Re: Downsides to madvise/fadvise(willneed) for application startup

From: Taras Glek
Date: Thu Apr 15 2010 - 20:41:56 EST


On 04/15/2010 03:53 PM, Andrew Morton wrote:
On Mon, 05 Apr 2010 15:43:02 -0700
Taras Glek<tglek@xxxxxxxxxxx> wrote:

To make matters worse,
the compile-time linker + gcc lay out code in a manner that does not
correspond to how the resulting executable will be executed(ie the
layout is basically random).
Yes, the linker scrambles the executable's block ordering.

This just isn't an interesting case.

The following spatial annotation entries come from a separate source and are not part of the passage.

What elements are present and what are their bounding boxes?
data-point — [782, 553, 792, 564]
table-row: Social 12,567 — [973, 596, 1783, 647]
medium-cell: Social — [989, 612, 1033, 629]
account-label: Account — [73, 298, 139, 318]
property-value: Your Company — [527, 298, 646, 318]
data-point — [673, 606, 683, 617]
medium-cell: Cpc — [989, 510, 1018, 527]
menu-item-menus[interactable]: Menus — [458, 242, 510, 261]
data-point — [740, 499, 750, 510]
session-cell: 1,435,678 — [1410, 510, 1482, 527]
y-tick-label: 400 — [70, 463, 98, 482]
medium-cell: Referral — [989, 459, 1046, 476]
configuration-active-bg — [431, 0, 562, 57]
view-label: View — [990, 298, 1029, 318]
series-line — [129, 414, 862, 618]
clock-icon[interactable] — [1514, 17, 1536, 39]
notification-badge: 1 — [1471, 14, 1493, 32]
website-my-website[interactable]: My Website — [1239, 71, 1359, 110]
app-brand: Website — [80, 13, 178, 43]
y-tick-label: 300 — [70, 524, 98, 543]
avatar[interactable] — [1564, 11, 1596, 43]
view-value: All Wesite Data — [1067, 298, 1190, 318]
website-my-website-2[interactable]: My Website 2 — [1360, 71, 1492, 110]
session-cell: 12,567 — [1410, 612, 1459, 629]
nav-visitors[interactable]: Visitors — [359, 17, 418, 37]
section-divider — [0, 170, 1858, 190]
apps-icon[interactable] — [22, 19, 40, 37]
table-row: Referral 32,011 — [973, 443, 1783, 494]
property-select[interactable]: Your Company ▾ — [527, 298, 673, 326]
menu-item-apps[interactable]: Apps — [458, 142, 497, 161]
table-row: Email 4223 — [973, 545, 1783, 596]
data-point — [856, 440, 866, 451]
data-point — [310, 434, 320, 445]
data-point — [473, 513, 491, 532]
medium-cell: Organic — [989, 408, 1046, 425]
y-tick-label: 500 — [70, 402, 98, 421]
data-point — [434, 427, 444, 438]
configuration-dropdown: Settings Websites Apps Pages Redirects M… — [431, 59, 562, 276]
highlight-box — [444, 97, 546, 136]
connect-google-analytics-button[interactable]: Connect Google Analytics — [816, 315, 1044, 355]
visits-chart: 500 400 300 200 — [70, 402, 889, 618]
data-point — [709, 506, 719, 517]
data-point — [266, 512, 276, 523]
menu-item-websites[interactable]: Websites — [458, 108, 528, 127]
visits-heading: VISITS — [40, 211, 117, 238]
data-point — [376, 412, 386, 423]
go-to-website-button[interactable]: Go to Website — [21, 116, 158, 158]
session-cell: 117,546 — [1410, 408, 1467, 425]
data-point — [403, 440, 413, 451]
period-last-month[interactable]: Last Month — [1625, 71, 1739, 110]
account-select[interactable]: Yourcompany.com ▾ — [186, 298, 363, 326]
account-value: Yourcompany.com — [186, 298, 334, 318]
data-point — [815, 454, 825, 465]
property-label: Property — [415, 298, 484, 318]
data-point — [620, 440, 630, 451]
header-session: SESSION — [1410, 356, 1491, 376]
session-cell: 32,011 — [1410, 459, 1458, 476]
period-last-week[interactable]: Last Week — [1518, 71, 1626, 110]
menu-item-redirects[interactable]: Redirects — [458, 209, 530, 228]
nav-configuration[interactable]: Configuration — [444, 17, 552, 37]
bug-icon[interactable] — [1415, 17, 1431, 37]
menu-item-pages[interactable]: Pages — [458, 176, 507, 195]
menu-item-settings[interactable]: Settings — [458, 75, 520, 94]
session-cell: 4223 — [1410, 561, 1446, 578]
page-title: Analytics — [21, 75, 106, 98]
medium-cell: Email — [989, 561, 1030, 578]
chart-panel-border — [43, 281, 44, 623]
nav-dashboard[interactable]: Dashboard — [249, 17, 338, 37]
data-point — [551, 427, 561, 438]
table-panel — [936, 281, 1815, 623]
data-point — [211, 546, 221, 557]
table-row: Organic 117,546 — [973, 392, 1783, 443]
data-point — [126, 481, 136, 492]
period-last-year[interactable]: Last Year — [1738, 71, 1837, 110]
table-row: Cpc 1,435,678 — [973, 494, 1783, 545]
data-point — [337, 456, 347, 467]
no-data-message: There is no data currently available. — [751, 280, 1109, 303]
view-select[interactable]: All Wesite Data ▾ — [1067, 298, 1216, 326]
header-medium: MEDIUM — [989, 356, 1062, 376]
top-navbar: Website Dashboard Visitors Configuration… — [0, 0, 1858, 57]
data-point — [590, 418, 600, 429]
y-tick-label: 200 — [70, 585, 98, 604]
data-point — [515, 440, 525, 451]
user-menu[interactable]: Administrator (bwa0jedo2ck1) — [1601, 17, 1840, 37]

World-wide, the number of people
who compile their own web browser and execute it from the file which ld
produced is, umm, seven.
I'm sorry that you don't find this interesting. I did not suggest that people compile their own browser to get a perfect layout. This is something that Mozilla can do when preparing builds and it's also something distributions can do. It just so happens that large parts of startup will be very similar for every single firefox install, might as well layout the binary accordingly.
So I'd suggest that you always copy the executable to a temp file and
mv it back before running any timing tests.
You mean to get it into a cache or to hope to avoid fragmentation? If you are suggesting this to avoid measuring the startup overhead of paging the binary in, I strongly disagee. It is the slowest part of firefox startup and needs to be addressed.